In a workshop held by his company, Hassan said that many Egyptian family businesses have applied for professional advice and development programs so as to continue in the future under the management of the next generation.
The economies of Europe have advanced, he said, when the governments helped the family businesses develop their cadres to continue under the management of the next generations until they grew to become multinational companies.
Family business companies participated in the workshop with representatives of different generations of the family members and the administration.
In his speech, Hazem Hassan said family businesses are the locomotive of development in Egypt and the Middle East, as international reports indicate that 90 percent of the companies in the Middle East are family businesses that contribute to 80 percent of the national income, account for 75 percent of the private sector and employ 70 percent of the workforce.
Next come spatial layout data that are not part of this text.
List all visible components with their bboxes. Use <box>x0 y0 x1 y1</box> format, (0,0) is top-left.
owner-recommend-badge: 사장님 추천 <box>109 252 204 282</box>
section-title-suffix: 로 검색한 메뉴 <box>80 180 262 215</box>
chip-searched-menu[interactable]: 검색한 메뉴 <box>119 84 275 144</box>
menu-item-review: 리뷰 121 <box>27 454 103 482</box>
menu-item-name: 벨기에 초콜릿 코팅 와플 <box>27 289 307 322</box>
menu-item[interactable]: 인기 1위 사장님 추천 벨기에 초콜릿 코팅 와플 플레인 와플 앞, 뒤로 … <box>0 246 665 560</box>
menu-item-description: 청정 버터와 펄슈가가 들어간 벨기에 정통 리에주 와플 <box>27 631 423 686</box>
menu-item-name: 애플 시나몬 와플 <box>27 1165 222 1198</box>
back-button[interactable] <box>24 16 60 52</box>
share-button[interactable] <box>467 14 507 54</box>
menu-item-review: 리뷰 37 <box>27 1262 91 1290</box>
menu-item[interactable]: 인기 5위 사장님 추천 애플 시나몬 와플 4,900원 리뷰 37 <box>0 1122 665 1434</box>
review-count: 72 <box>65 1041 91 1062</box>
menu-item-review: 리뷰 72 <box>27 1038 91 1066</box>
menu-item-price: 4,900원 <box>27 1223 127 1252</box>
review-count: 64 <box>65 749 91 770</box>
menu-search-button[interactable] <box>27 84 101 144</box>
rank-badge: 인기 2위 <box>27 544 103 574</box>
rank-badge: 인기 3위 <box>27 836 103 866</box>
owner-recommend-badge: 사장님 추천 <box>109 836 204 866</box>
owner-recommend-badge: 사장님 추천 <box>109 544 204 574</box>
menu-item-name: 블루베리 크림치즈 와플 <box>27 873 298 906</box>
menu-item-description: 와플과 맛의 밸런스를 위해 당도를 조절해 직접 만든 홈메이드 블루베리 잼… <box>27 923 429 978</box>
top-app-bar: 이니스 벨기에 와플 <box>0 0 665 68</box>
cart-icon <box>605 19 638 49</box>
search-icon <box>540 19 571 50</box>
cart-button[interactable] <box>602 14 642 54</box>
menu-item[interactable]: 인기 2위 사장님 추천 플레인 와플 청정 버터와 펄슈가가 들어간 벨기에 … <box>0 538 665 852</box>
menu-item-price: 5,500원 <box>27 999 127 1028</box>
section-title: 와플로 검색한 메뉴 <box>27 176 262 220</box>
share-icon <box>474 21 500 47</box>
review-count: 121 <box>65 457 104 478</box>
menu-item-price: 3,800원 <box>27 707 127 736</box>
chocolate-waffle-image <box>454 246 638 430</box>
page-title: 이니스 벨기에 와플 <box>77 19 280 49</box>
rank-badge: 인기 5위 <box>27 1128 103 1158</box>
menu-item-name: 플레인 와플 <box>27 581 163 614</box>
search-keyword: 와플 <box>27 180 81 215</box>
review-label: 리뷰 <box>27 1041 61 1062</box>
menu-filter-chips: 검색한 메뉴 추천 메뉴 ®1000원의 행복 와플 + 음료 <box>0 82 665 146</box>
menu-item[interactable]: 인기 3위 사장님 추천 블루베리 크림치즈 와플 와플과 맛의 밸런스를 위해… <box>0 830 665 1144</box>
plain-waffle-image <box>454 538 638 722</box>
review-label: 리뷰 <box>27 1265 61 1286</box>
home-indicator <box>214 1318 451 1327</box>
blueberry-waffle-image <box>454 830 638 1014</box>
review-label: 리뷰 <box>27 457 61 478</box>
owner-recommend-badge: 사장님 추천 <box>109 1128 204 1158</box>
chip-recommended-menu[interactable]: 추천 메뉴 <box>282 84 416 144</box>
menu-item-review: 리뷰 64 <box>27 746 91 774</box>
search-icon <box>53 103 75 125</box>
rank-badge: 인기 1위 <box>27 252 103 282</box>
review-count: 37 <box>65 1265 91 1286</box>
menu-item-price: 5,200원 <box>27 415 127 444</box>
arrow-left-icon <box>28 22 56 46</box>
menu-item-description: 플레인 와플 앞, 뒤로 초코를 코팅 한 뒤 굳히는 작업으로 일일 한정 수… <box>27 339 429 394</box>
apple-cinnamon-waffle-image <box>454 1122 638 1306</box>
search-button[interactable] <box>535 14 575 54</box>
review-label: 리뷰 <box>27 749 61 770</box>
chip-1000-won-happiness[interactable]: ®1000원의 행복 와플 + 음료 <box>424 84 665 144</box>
Yet he said the lifespan of 70 percent of those companies is limited to the lifespan of their founders, as 30 out of 100 businesses continue after the death of the founder.
This has made governments of developed countries help those businesses by reducing taxes and sharing the cost of development programs for them.
Hatem Montasser, the main partner of KPMG, said family businesses were strong in Egypt, except during the time of the nationalization. Yet they came back strong again and can now help Egypt achieve an economic growth rate of 8 percent within a few years, provided that the founders – not the sons – plan for the business to continue for generations to come.
To help the companies in this regard, KPMG invited to the workshop Christophe Bernard, who is in charge of the family business sector in Europe, the Middle East and Africa, and Jesus Casado, the EU secretary for family business, so as to exchange experience in this field.
Bernard said that decisions are taken by one person in family businesses, and that this kind of business is disciplined as required by the scarcity of the capital, and takes advantage of risks other companies have seen. Yet they soon close down or sell due to differences between the family members.
He said only the families that could overcome internal differences with clear policies succeeded in continuing with the third and fourth generations. He advised the families to revise such policies every five years so as ensure the right circumstances for their businesses to continue.